Here, members of PARADIM’s in-house research team demonstrate the capabilities of cryogenic scanning transmission electron microscopy (cryo-STEM). When pushed to sub-Angstrom resolution and picometer precision, cryo-STEM provides a unique path to answering fundamental questions about the microscopic arrangement within charge-ordered states. Using a half-doped manganite as a model system, they achieve a direct, atomic-scale visualization of the prototypical site-centered charge order, a model proposed over 60 years ago. They also discover an exotic intermediate charge-ordered state that breaks inversion symmetry and coexists at the nanoscale within the same material. Combining cryo-STEM to visualize lattice order with crystal symmetry analysis and density functional theory calculations, reveals a nonlinear coupling mechanism behind the formation of distinct ordered states providing a potential path to controlling electronic phases in these materials.
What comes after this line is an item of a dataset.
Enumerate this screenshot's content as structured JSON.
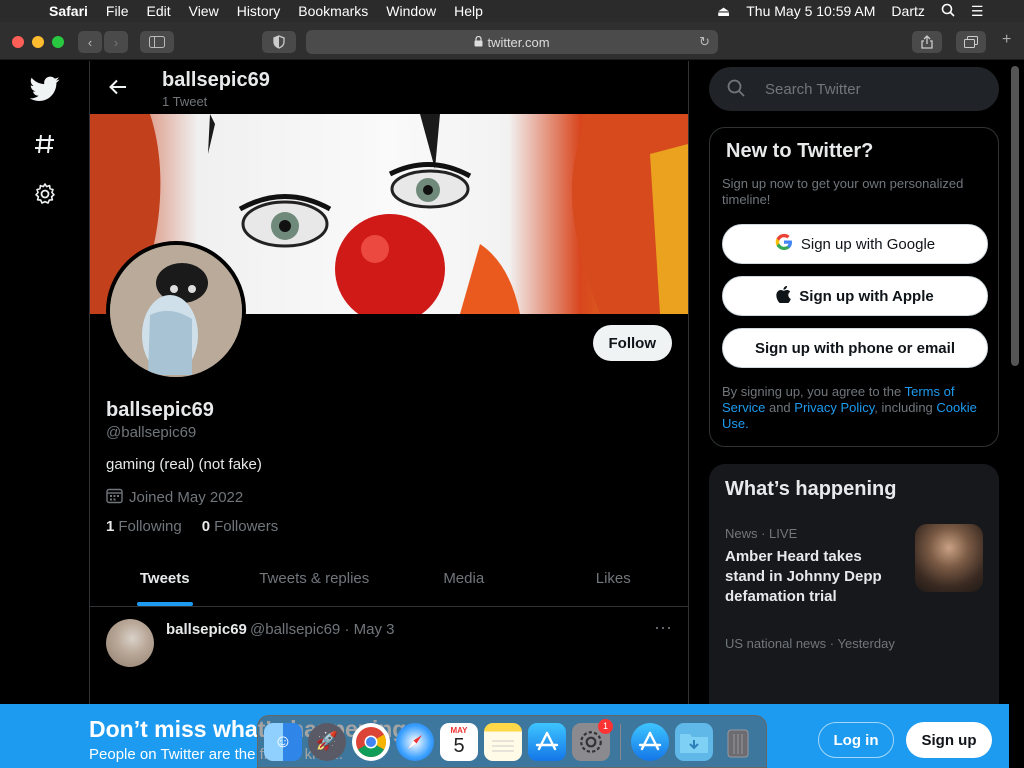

More broadly, the results demonstrate that cryo-STEM is a powerful technique for understanding low temperature phenomena in quantum materials at the atomic scale.
What has been achieved:
The self-organization of strongly interacting electrons into superlattice structures underlies the properties of many quantum materials. How these electrons arrange within the superlattice dictates what symmetries are broken and what ground states are stabilized. Here we show that cryogenic scanning transmission electron microscopy (cryo-STEM) enables direct mapping of local symmetries and order at the intra-unit-cell level in the model charge ordered system Nd1/2Sr1/2MnO3. In addition to imaging the prototypical site-centered charge order, we discover the nanoscale coexistence of an exotic intermediate state which mixes site and bond order and breaks inversion symmetry. We further show that nonlinear coupling of distinct lattice modes controls the selection between competing ground states. The results demonstrate the importance of lattice coupling for understanding and manipulating the character of electronic self-organization and that cryo-STEM can reveal local order in strongly correlated systems at the atomic scale.
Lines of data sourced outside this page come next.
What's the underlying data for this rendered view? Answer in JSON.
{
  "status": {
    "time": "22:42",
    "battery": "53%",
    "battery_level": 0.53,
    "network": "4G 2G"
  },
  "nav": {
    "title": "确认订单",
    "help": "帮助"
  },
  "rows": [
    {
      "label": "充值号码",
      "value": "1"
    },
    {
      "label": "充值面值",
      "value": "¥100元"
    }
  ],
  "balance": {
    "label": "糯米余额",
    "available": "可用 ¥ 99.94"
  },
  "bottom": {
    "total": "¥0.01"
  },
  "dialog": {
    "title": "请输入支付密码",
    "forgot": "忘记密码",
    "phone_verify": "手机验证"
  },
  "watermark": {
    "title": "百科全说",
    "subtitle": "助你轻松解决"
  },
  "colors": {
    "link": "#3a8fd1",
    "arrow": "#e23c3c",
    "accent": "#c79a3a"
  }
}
Importance of the Achievement:
Spatial heterogeneities that govern the mechanical, thermal, and electrical properties of crystalline materials such as domains, grain boundaries and defects are also critical for quantum phases many of which emerge at low temperatures. This work demonstrates cryo-STEM as a powerful tool to spatially map such heterogeneity in electronic order in quantum materials. It allows quantification of local symmetries within the material and at boundaries between district phases. For quantum science, cryo-STEM enables a paradigm shift in our ability to probe spatial heterogeneities of charge and lattice degrees of freedom in low temperature quantum phases and quantum phase transitions.
Unique Feature(s) of the MIP that Enabled this Achievement:
This work was only possible because of PARADIM’s unique cryogenic STEM setup, developed by PARADIM’s in house team, that allows for atomic-resolution and high-precision measurements of the atomic structure of quantum materials.